No, I don't mean one is continually distracted by scantily clad women sitting up in shop windows. What I'm referring to is the fact that, however straight forwardly things seem to be going, sooner or later there's always another bridge to cross. This week it's been The Walk Into School.
Walking, per se, is an unpopular activity among my three. Sarah has long campaigned against the indignity of it. Walking is for nerds. Walking is about as cool as wearing your grandmother's hand-knitted cardigan to a disco. Walking is "Really pedestrian, Dad." But even worse than arriving at school on foot is the total embarrassment of doing so in the company of a parent.
Every year for the past three Sarah has been releasing me earlier and earlier from my escort duty.
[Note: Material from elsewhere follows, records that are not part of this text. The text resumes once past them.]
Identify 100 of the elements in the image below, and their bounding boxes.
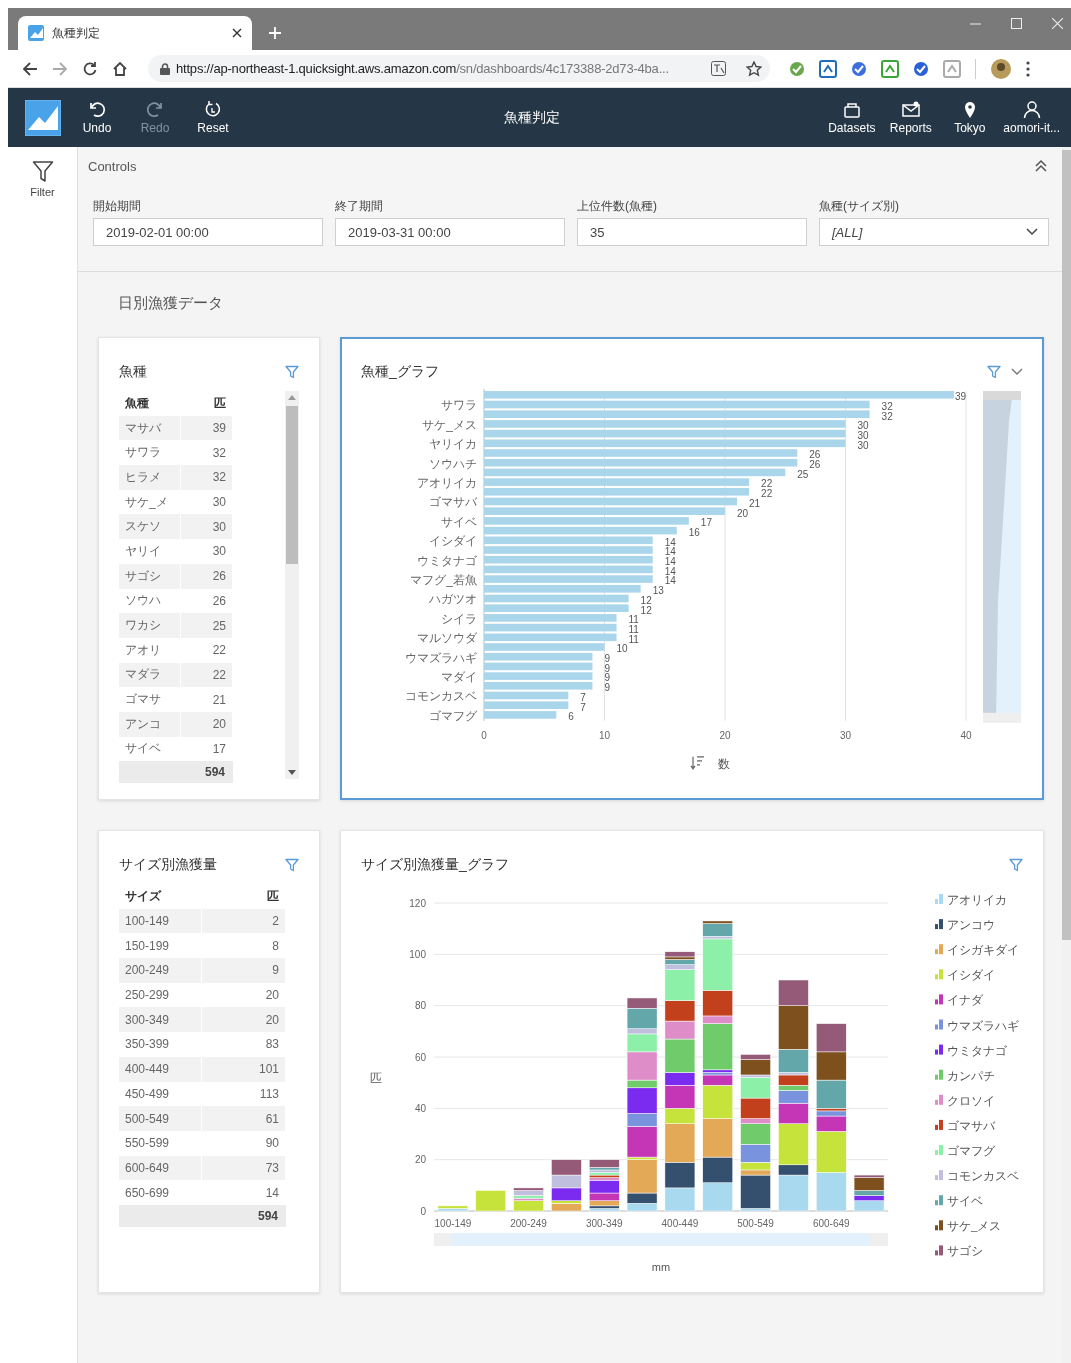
bar[interactable] (484, 633, 617, 642)
bar-segment[interactable] (626, 1087, 658, 1114)
input-field[interactable]: 2019-02-01 00:00 (93, 218, 323, 246)
legend-label[interactable]: サゴシ (947, 1245, 983, 1258)
back-icon[interactable] (22, 60, 38, 77)
funnel-icon[interactable] (987, 365, 1001, 379)
bar-segment[interactable] (664, 1000, 696, 1022)
bar[interactable] (484, 439, 846, 448)
bar[interactable] (484, 565, 653, 574)
region-button[interactable]: Tokyo (940, 100, 1000, 135)
bar-segment[interactable] (740, 1054, 771, 1060)
bar[interactable] (484, 652, 593, 661)
bar-segment[interactable] (816, 1108, 847, 1112)
bar-segment[interactable] (853, 1195, 885, 1201)
account-button[interactable]: aomori-it... (999, 100, 1064, 135)
bar-segment[interactable] (664, 951, 696, 958)
bar[interactable] (484, 400, 870, 409)
input-field[interactable]: 35 (577, 218, 807, 246)
bar-segment[interactable] (589, 1159, 620, 1168)
forward-icon[interactable] (52, 60, 68, 77)
bar[interactable] (484, 526, 677, 535)
maximize-icon[interactable] (1011, 18, 1022, 29)
funnel-icon[interactable] (285, 365, 299, 379)
bar-segment[interactable] (816, 1051, 847, 1081)
legend-label[interactable]: ウミタナゴ (947, 1044, 1007, 1057)
star-icon[interactable] (746, 60, 762, 77)
bar-segment[interactable] (626, 1079, 658, 1089)
translate-icon[interactable] (711, 61, 726, 76)
extension-icon[interactable] (850, 59, 868, 78)
arrow-down-icon[interactable] (288, 770, 296, 775)
chart-scroll-preview[interactable] (983, 391, 1021, 723)
avatar-icon[interactable] (990, 57, 1012, 80)
table-card[interactable]: サイズ別漁獲量 サイズ 匹 100-149 2 150-199 8 200-249 9 250-299 20 300-349 20 350-399 83 400-449 101 450-499 113 500-549 61 550-599 90 600-649 73 650-699 14 594 (98, 830, 320, 1293)
bar-segment[interactable] (816, 1023, 847, 1053)
funnel-icon[interactable] (285, 858, 299, 872)
undo-button[interactable]: Undo (68, 100, 126, 135)
filter-button[interactable]: Filter (8, 147, 77, 198)
input-field[interactable]: 2019-03-31 00:00 (335, 218, 565, 246)
bar-segment[interactable] (740, 1097, 771, 1119)
legend-label[interactable]: クロソイ (947, 1094, 995, 1107)
reports-button[interactable]: Reports (881, 100, 941, 135)
bar-segment[interactable] (513, 1187, 544, 1191)
legend-label[interactable]: カンパチ (947, 1069, 995, 1082)
bar[interactable] (484, 555, 653, 564)
extension-icon[interactable] (881, 59, 899, 78)
legend-label[interactable]: サイベ (947, 1195, 983, 1208)
bar-segment[interactable] (551, 1159, 582, 1176)
new-tab-icon[interactable] (268, 26, 282, 40)
bar[interactable] (484, 536, 653, 545)
bar-segment[interactable] (702, 990, 733, 1017)
bar-segment[interactable] (778, 1174, 809, 1212)
bar[interactable] (484, 594, 629, 603)
legend-label[interactable]: コモンカスベ (947, 1170, 1019, 1183)
bar-segment[interactable] (626, 1192, 658, 1204)
extension-icon[interactable] (819, 59, 837, 78)
bar[interactable] (484, 691, 569, 700)
bar-segment[interactable] (664, 1085, 696, 1109)
url-text[interactable]: https://ap-northeast-1.quicksight.aws.amazon.com/sn/dashboards/4c173388-2d73-4ba... (176, 61, 705, 76)
bar-segment[interactable] (778, 1074, 809, 1086)
bar[interactable] (484, 458, 798, 467)
extension-icon[interactable] (943, 59, 961, 78)
bar-segment[interactable] (589, 1200, 620, 1207)
dropdown[interactable]: [ALL] (819, 218, 1049, 246)
bar-segment[interactable] (626, 1126, 658, 1158)
extension-icon[interactable] (912, 59, 930, 78)
scrollbar[interactable] (285, 391, 299, 779)
legend-label[interactable]: ウマズラハギ (947, 1019, 1019, 1032)
browser-tab[interactable]: 魚種判定 (18, 16, 252, 50)
funnel-icon[interactable] (1009, 858, 1023, 872)
chevron-down-icon[interactable] (1011, 368, 1023, 376)
bar-segment[interactable] (778, 979, 809, 1006)
menu-icon[interactable] (1026, 60, 1030, 77)
datasets-button[interactable]: Datasets (822, 100, 882, 135)
bar-segment[interactable] (778, 1164, 809, 1176)
bar-segment[interactable] (816, 1079, 847, 1109)
range-slider[interactable] (434, 1233, 888, 1246)
legend-label[interactable]: イシダイ (947, 969, 995, 982)
bar[interactable] (484, 468, 786, 477)
bar-segment[interactable] (778, 1005, 809, 1050)
table-card[interactable]: 魚種 魚種 匹 マサバ 39 サワラ 32 ヒラメ 32 サケ_メ 30 スケソ 30 ヤリイ 30 サゴシ 26 ソウハ 26 ワカシ 25 アオリ 22 マダラ 22 ゴマサ 21 アンコ 20 サイベ 17 594 (98, 337, 320, 800)
legend-label[interactable]: アンコウ (947, 919, 995, 932)
chart-card[interactable]: サイズ別漁獲量_グラフ 0 20 40 60 80 100 120 100-149 200-249 300-349 400-449 500-549 600-649 mm 匹 アオリイカ アンコウ イシガキダイ イシダイ イナダ ウマズラハギ ウミタナゴ カンパチ クロソイ ゴマサバ ゴマフグ コモンカスベ サイベ サケ_メス サゴシ (340, 830, 1044, 1293)
page-scrollbar[interactable] (1062, 150, 1071, 940)
extension-icon[interactable] (788, 59, 806, 78)
reset-button[interactable]: Reset (184, 100, 242, 135)
chart-card[interactable] (340, 337, 1044, 800)
close-icon[interactable] (232, 28, 242, 38)
collapse-icon[interactable] (1034, 159, 1048, 173)
bar-segment[interactable] (702, 1069, 733, 1073)
bar-segment[interactable] (778, 1102, 809, 1124)
legend-label[interactable]: イナダ (947, 994, 983, 1007)
bar-segment[interactable] (702, 920, 733, 924)
bar-segment[interactable] (778, 1123, 809, 1166)
sort-icon[interactable] (690, 756, 705, 770)
legend-label[interactable]: ゴマサバ (947, 1119, 995, 1132)
app-logo-icon[interactable] (25, 99, 61, 136)
legend-label[interactable]: アオリイカ (947, 894, 1007, 906)
bar[interactable] (484, 623, 617, 632)
bar-segment[interactable] (626, 997, 658, 1009)
bar[interactable] (484, 429, 846, 438)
These days I only just get her across the main road before she starts hissing "Go away!" as if I'm some troublesome pervert.
Now however Sarah has announced that from September she's going to do the entire half-mile unaided.
Personally I blame St Jude's. Ever since SATs they've been preparing Year 6 for life at senior school. Fiery Aneurin Molotov regularly lectures his class about growing up. Not the delicate business of bodily changes, more the fact that "you'll damn well have to when you get to The Comp!".
Of course most of this has gone right over Sarah's head but one thing she has decided is that from next term the mark of a mature person will be to leave our house unaccompanied at 8.30 and return in similar fashion at 4pm. A mature person will not even be seen over the pelican crossing.
This has been a very difficult one for Sarah's parents. At her age I travelled three miles daily on my own but that was a less anxious era. "Would you ring us from the call box once you get across the main road?" my wife asked plaintively. Sarah looked to high heaven. "What if we got you a mobile, poppet?" "What if Dad took you in the car?" I blinked aghast but it was too late.
It seems that mature people can be taken anywhere as long as they're sitting in a car. And I have a horrible feeling it won't be long before Tom and Ginny also cotton on to the advantages of maturity.